With bullet length being the key in all these equations how would you account for a sabotted bullet?

I use the same sabot for two different weight bullets (250gr and 300gr). Clearly the 300gr bullet is longer... but it's not the bullet that is contacting the rifling, it's the sabot. Wouldn't the length of the bullet be irrelevant itself and the length of the sabot be the critical measurement? The sabot contacts the rifling the same (at least in my observation) regardless of whether I use the 250gr or 300gr bullet.


----------



## Watcher (Dec 31, 2008)

derekp1999 said:


> With bullet length being the key in all these equations how would you account for a sabotted bullet?
> 
> I use the same sabot for two different weight bullets (250gr and 300gr). Clearly the 300gr bullet is longer... but it's not the bullet that is contacting the rifling, it's the sabot. Wouldn't the length of the bullet be irrelevant itself and the length of the sabot be the critical measurement? The sabot contacts the rifling the same (at least in my observation) regardless of whether I use the 250gr or 300gr bullet.
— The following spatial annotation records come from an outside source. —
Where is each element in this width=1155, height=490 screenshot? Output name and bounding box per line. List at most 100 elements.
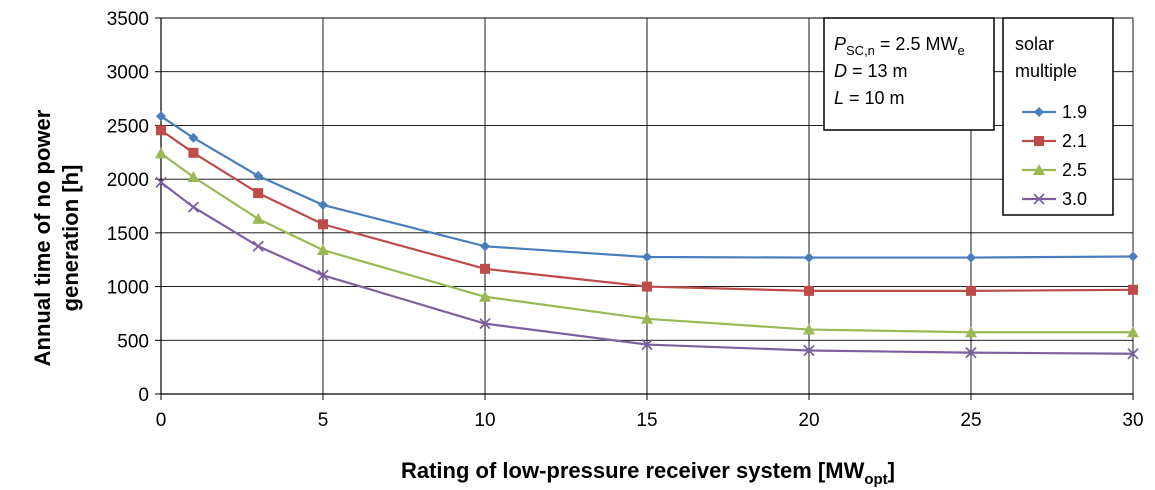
data-point-1.9 (480, 241, 490, 252)
data-point-1.9 (318, 199, 328, 210)
data-point-2.1 (966, 285, 976, 296)
data-point-2.1 (1128, 284, 1138, 295)
legend-item-3.0: 3.0 (1022, 189, 1087, 209)
legend-marker-3.0 (1033, 193, 1045, 205)
x-tick-label: 20 (798, 410, 819, 431)
data-point-2.5 (803, 323, 815, 335)
data-point-3.0-stroke (252, 240, 264, 252)
data-point-1.9 (1128, 251, 1138, 262)
legend-label-2.1: 2.1 (1062, 131, 1087, 151)
x-axis-title-sub: opt (864, 471, 887, 488)
legend-label-1.9: 1.9 (1062, 102, 1087, 122)
data-point-2.5 (252, 212, 265, 224)
data-point-1.9 (188, 132, 199, 143)
legend: solar multiple 1.9 2.1 2.5 3.0 (1002, 17, 1114, 216)
x-tick-label: 25 (960, 410, 981, 431)
data-point-1.9 (804, 252, 814, 263)
data-point-2.5 (1127, 326, 1139, 338)
legend-item-2.5: 2.5 (1022, 160, 1087, 180)
legend-title-line2: multiple (1015, 61, 1077, 81)
data-point-3.0 (803, 344, 815, 357)
x-tick-label: 5 (318, 410, 329, 431)
axes (155, 17, 1134, 400)
data-point-3.0-stroke (479, 317, 491, 330)
data-point-3.0-stroke (155, 176, 167, 189)
legend-marker-2.1 (1034, 136, 1044, 146)
data-point-3.0-stroke (317, 269, 329, 281)
data-point-3.0-stroke (187, 201, 200, 213)
data-point-1.9 (642, 252, 652, 263)
data-point-2.5 (641, 312, 653, 324)
data-point-1.9 (966, 252, 976, 263)
series-2.5 (155, 147, 1139, 338)
annotation-power-rest: = 2.5 MW (875, 34, 958, 54)
y-tick-label: 0 (138, 385, 149, 406)
series-3.0 (155, 176, 1139, 360)
annotation-power-sub: SC,n (846, 43, 875, 58)
data-point-3.0 (317, 269, 329, 281)
y-axis-title-line1: Annual time of no power (30, 109, 55, 366)
data-point-2.1 (480, 263, 490, 274)
data-point-3.0-stroke (641, 338, 653, 351)
x-axis-title-main: Rating of low-pressure receiver system [… (401, 458, 865, 483)
legend-marker-2.5 (1033, 164, 1045, 175)
annotation-line-length: L = 10 m (834, 88, 905, 108)
legend-frame (1002, 17, 1114, 216)
y-tick-label: 1000 (107, 278, 149, 299)
annotation-diameter-rest: = 13 m (847, 61, 908, 81)
legend-marker-1.9 (1034, 107, 1044, 117)
data-point-2.5 (187, 170, 200, 182)
data-point-3.0 (252, 240, 264, 252)
x-tick-label: 15 (636, 410, 657, 431)
legend-items: 1.9 2.1 2.5 3.0 (1022, 102, 1087, 209)
annotation-line-diameter: D = 13 m (834, 61, 908, 81)
data-point-2.1 (804, 285, 814, 296)
y-tick-label: 3000 (107, 63, 149, 84)
x-tick-label: 30 (1122, 410, 1143, 431)
y-tick-label: 2000 (107, 170, 149, 191)
annotation-line-power: PSC,n = 2.5 MWe (834, 34, 965, 58)
data-point-3.0-stroke (803, 344, 815, 357)
legend-label-3.0: 3.0 (1062, 189, 1087, 209)
y-axis-title-line2: generation [h] (58, 165, 83, 312)
data-point-2.5 (965, 326, 977, 338)
data-point-2.1 (188, 147, 199, 158)
annotation-power-var: P (834, 34, 846, 54)
legend-label-2.5: 2.5 (1062, 160, 1087, 180)
data-point-1.9 (156, 111, 166, 122)
data-point-2.1 (253, 188, 264, 199)
annotation-diameter-var: D (834, 61, 847, 81)
data-point-3.0 (1127, 348, 1139, 360)
data-point-2.5 (155, 147, 167, 159)
annotation-power-unit-sub: e (957, 43, 964, 58)
tick-labels: 0 500 1000 1500 2000 2500 3000 3500 0 5 10 15 20 25 30 (107, 9, 1144, 431)
annotation-frame (823, 17, 995, 131)
data-point-3.0 (965, 347, 977, 359)
y-tick-label: 2500 (107, 116, 149, 137)
legend-item-2.1: 2.1 (1022, 131, 1087, 151)
series-1.9 (156, 111, 1138, 263)
legend-title-line1: solar (1015, 34, 1054, 54)
x-axis-title: Rating of low-pressure receiver system [… (401, 458, 895, 488)
annotation-length-var: L (834, 88, 844, 108)
x-tick-label: 0 (156, 410, 167, 431)
data-point-2.5 (317, 244, 329, 256)
series-group (155, 111, 1139, 360)
data-point-1.9 (253, 170, 264, 181)
data-point-2.5 (479, 290, 491, 302)
data-point-2.1 (642, 281, 652, 292)
x-axis-title-end: ] (888, 458, 895, 483)
annotation-length-rest: = 10 m (844, 88, 905, 108)
legend-marker-3.0-stroke (1033, 193, 1045, 205)
y-tick-label: 500 (117, 331, 149, 352)
x-tick-label: 10 (474, 410, 495, 431)
y-tick-label: 1500 (107, 224, 149, 245)
series-2.1 (156, 125, 1138, 296)
data-point-3.0 (187, 201, 200, 213)
data-point-2.1 (156, 125, 166, 136)
legend-item-1.9: 1.9 (1022, 102, 1087, 122)
data-point-3.0 (641, 338, 653, 351)
data-point-3.0-stroke (965, 347, 977, 359)
data-point-3.0 (479, 317, 491, 330)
No expert but the calculator I used ( http://kwk.us/twist.html ) required four inputs:
1) Bullet diameter
2) Bullet length
3) Muzzle velocity
4) Bullet Specific Gravity (given length, diameter, and specific gravity this somewhat factors bullet weight).

It's obviously not very sophisticated as ballistic coefficients, etc. are not considered. However, it gave the insight I was looking for.

The way I would interpret your question is that the sabot performs two primary functions: making a good tight gas seal behind the projectile and making good tight contact with the barrel's rifling to impart the spin. Because the sabot (theoretically) separates quickly after leaving the barrel, you've got your bullet at velocity with imparted spin so the effects of the sabot should not play a role in the calculation.

Once again, this stuff is all theoretical and based on pretty simple assumptions. 
Twice again, I'm no expert.

Two words - field testing.


----------